Energy crisis differs from oil shock of 1970s, says BIS

The current energy crisis differs from the oil shock of the 1970s, the Bank for International Settlements (BIS) warned on Monday in an analysis that examines the risk of contagion to agricultural products and industry as central banks battle against inflation.

“Current events are often compared to the oil shocks of the 1970s, but the global economy is very different today,” explain Fernando Avalos and Wenqian Huang, economists for the BRI in a study published on the sidelines of this institution’s quarterly report. considered the central bank of central banks.

Natural gas and renewables are now playing a much larger role in power generation, leading to “new challenges”, they say, due to the interaction between oil and agricultural markets through biofuels, “non-existent” at the time.

While the prices of agricultural raw materials have come down somewhat since the start of the war in Ukraine, a “large and persistent” increase in oil prices could, however, also push up the prices of crops used to produce ethanol or biodiesels.

Corn is a major component of ethanol production, BIS economists note. In the United States alone, ethanol has taken up 40% of corn production on average over the past five years, they explain. And since the mid-2000s, the prices of corn and oil have therefore evolved “in tandem”, they observe.

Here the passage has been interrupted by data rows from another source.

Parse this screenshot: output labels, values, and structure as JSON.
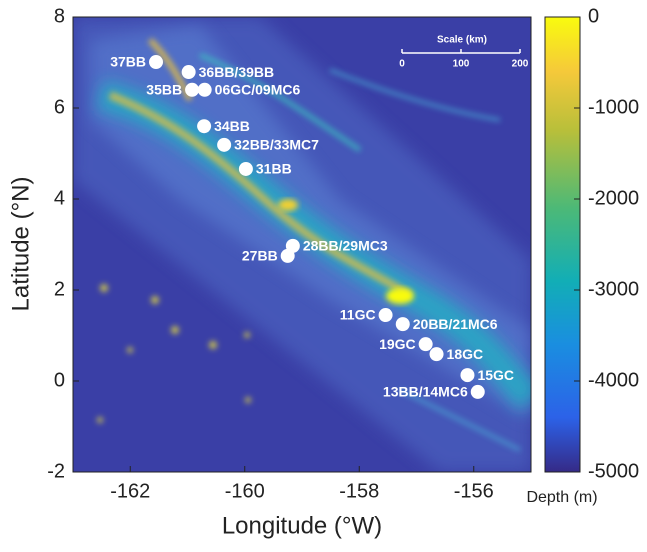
{
  "chart_data": {
    "type": "scatter",
    "xlabel": "Longitude (°W)",
    "ylabel": "Latitude (°N)",
    "xlim": [
      -163,
      -155
    ],
    "ylim": [
      -2,
      8
    ],
    "xticks": [
      -162,
      -160,
      -158,
      -156
    ],
    "yticks": [
      -2,
      0,
      2,
      4,
      6,
      8
    ],
    "color": "#ffffff",
    "labels": [
      "37BB",
      "36BB/39BB",
      "35BB",
      "06GC/09MC6",
      "34BB",
      "32BB/33MC7",
      "31BB",
      "28BB/29MC3",
      "27BB",
      "11GC",
      "20BB/21MC6",
      "19GC",
      "18GC",
      "15GC",
      "13BB/14MC6"
    ],
    "x": [
      -161.55,
      -160.98,
      -160.92,
      -160.7,
      -160.71,
      -160.36,
      -159.98,
      -159.16,
      -159.25,
      -157.54,
      -157.24,
      -156.84,
      -156.65,
      -156.11,
      -155.93
    ],
    "y": [
      7.01,
      6.79,
      6.4,
      6.4,
      5.6,
      5.19,
      4.66,
      2.97,
      2.75,
      1.45,
      1.25,
      0.81,
      0.59,
      0.13,
      -0.24
    ],
    "colorbar": {
      "label": "Depth (m)",
      "lim": [
        -5000,
        0
      ],
      "ticks": [
        0,
        -1000,
        -2000,
        -3000,
        -4000,
        -5000
      ]
    },
    "scale_bar": {
      "title": "Scale (km)",
      "lim": [
        0,
        200
      ],
      "ticks": [
        0,
        100,
        200
      ]
    }
  }
}
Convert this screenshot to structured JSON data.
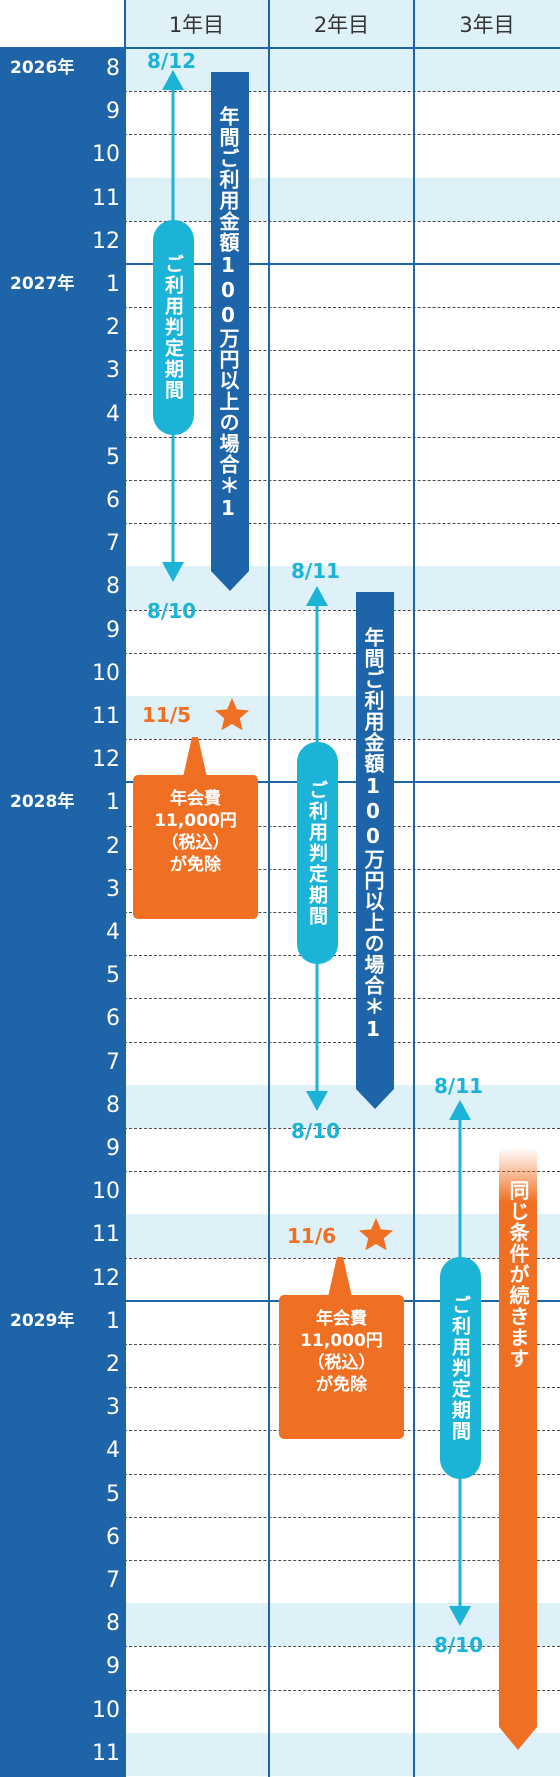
{
  "header": {
    "columns": [
      "1年目",
      "2年目",
      "3年目"
    ]
  },
  "years": [
    {
      "label": "2026年",
      "months": [
        "8",
        "9",
        "10",
        "11",
        "12"
      ]
    },
    {
      "label": "2027年",
      "months": [
        "1",
        "2",
        "3",
        "4",
        "5",
        "6",
        "7",
        "8",
        "9",
        "10",
        "11",
        "12"
      ]
    },
    {
      "label": "2028年",
      "months": [
        "1",
        "2",
        "3",
        "4",
        "5",
        "6",
        "7",
        "8",
        "9",
        "10",
        "11",
        "12"
      ]
    },
    {
      "label": "2029年",
      "months": [
        "1",
        "2",
        "3",
        "4",
        "5",
        "6",
        "7",
        "8",
        "9",
        "10",
        "11"
      ]
    }
  ],
  "year1": {
    "period_start": "8/12",
    "period_end": "8/10",
    "period_label": "ご利用判定期間",
    "condition_label": "年間ご利用金額100万円以上の場合＊1",
    "star_date": "11/5",
    "callout": [
      "年会費",
      "11,000円",
      "（税込）",
      "が免除"
    ]
  },
  "year2": {
    "period_start": "8/11",
    "period_end": "8/10",
    "period_label": "ご利用判定期間",
    "condition_label": "年間ご利用金額100万円以上の場合＊1",
    "star_date": "11/6",
    "callout": [
      "年会費",
      "11,000円",
      "（税込）",
      "が免除"
    ]
  },
  "year3": {
    "period_start": "8/11",
    "period_end": "8/10",
    "period_label": "ご利用判定期間",
    "continue_label": "同じ条件が続きます"
  },
  "colors": {
    "navy": "#1e64a8",
    "cyan": "#1bb3d6",
    "orange": "#f07023",
    "band": "#dff1f8"
  }
}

Rising oil prices incentivize more ethanol, which increases demand for corn and pushes its prices higher.

But this pressure can also quickly affect other agricultural raw materials, such as soybeans, which compete with corn for cultivated land. Corn and soybeans are also used for livestock feed, so “continued disruptions in global energy markets can spill over to drive up prices for a wide range of agricultural commodities”, they warn. .

Unlike the 1970s, oil now weighs much less heavily in electricity generation. But natural gas has gained in importance, its consumption having doubled in thirty years, also note the economists of the BIS. Shocks to natural gas are therefore likely to have a “substantial” impact on electricity prices and, by extension, on industry, which represents on average “more than 40%” of total consumption on a scale world.

Restrictions on Russian energy exports, they say, are “thus likely to keep energy prices high”. They could, however, “accelerate the green transition, and thus reduce the dependence of the world economy on fossil fuels”, they believe.